À Assise, est né il y a vingt-cinq ans, un mouvement destiné à unir des hommes de toutes religions, de toutes les cultures, et même ceux provenant de l’humanisme athée, dans, disait Jean-Paul II, « un esprit de respect, d’amitié, de solidarité sur les valeurs fondamentales de l’homme ». Assise, qu’il définissait comme « le lieu que la figure séraphique de saint François a transformé en centre d’une fraternité universelle », François qui sut témoigner de la paix retrouvée avec toutes les créatures, et concrètement dans l’histoire, d’une rencontre pacifique et révolutionnaire en son temps, entre christianisme et islam.
En commentant lui-même la rencontre interreligieuse du 27 octobre 1986, Jean-Paul II dit :
« Il n’y a qu’un seul dessein divin pour tout être humain qui vient à ce monde, un unique principe et fin, quelle que soit la couleur de sa peau, l’horizon historique et géographique dans lequel il lui revient de vivre et d’agir, la culture dans laquelle il a grandi et s’exprime.
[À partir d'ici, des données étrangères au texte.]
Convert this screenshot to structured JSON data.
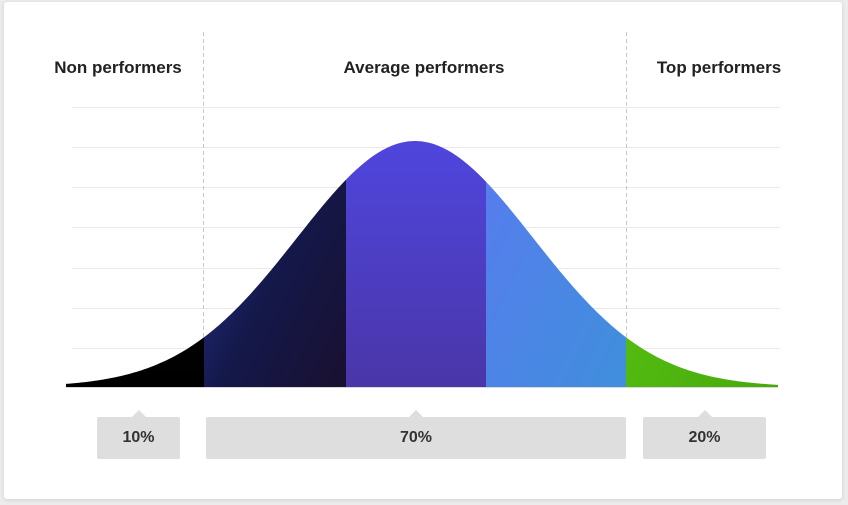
{
  "chart_data": {
    "type": "area",
    "distribution": "normal",
    "categories": [
      "Non performers",
      "Average performers",
      "Top performers"
    ],
    "values": [
      10,
      70,
      20
    ],
    "value_labels": [
      "10%",
      "70%",
      "20%"
    ],
    "grid": true,
    "colors": {
      "non_performers": "#000000",
      "average_dark": "#1a1f5e",
      "average_mid": "#4b3fc4",
      "average_light": "#4a7de8",
      "top_performers": "#55bb11"
    }
  }
}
Les différences sont un élément moins important par rapport à l’unité qui en revanche, est radicale, fondamentale et déterminante».
Dans son message pour la paix du 1° janvier 1999, Per costruire la pace rispettare le minoranze, le pape a défini deux « principes communs auxquels il n’est pas possible de déroger, et même qui doivent être placés à la base de toute organisation sociale ». Le premier est « l’inaliénable dignité de chaque personne humaine, sans distinctions relatives à son origine raciale, ethnique, culturelle, nationale ou à sa croyance religieuse » ; le second concerne « l’unité fondamentale du genre humain ». Il ajoutait dans ce même message, un commentaire très important pour souligner les responsabilités individuelles :
« L’obligation d’accepter et de protéger la diversité n’appartient pas seulement à l’État ou aux groupes. Chaque personne, comme membre de l’unique famille humaine, doit comprendre et respecter la valeur de la diversité parmi les hommes, et l’adapter au bien commun. Une intelligence ouverte, désireuse de connaître mieux le patrimoine culturel des minorités avec lesquelles il se trouve en contact, contribuera à éliminer les attitudes inspirées par les préjugés qui font obstacle aux saines relations sociales. »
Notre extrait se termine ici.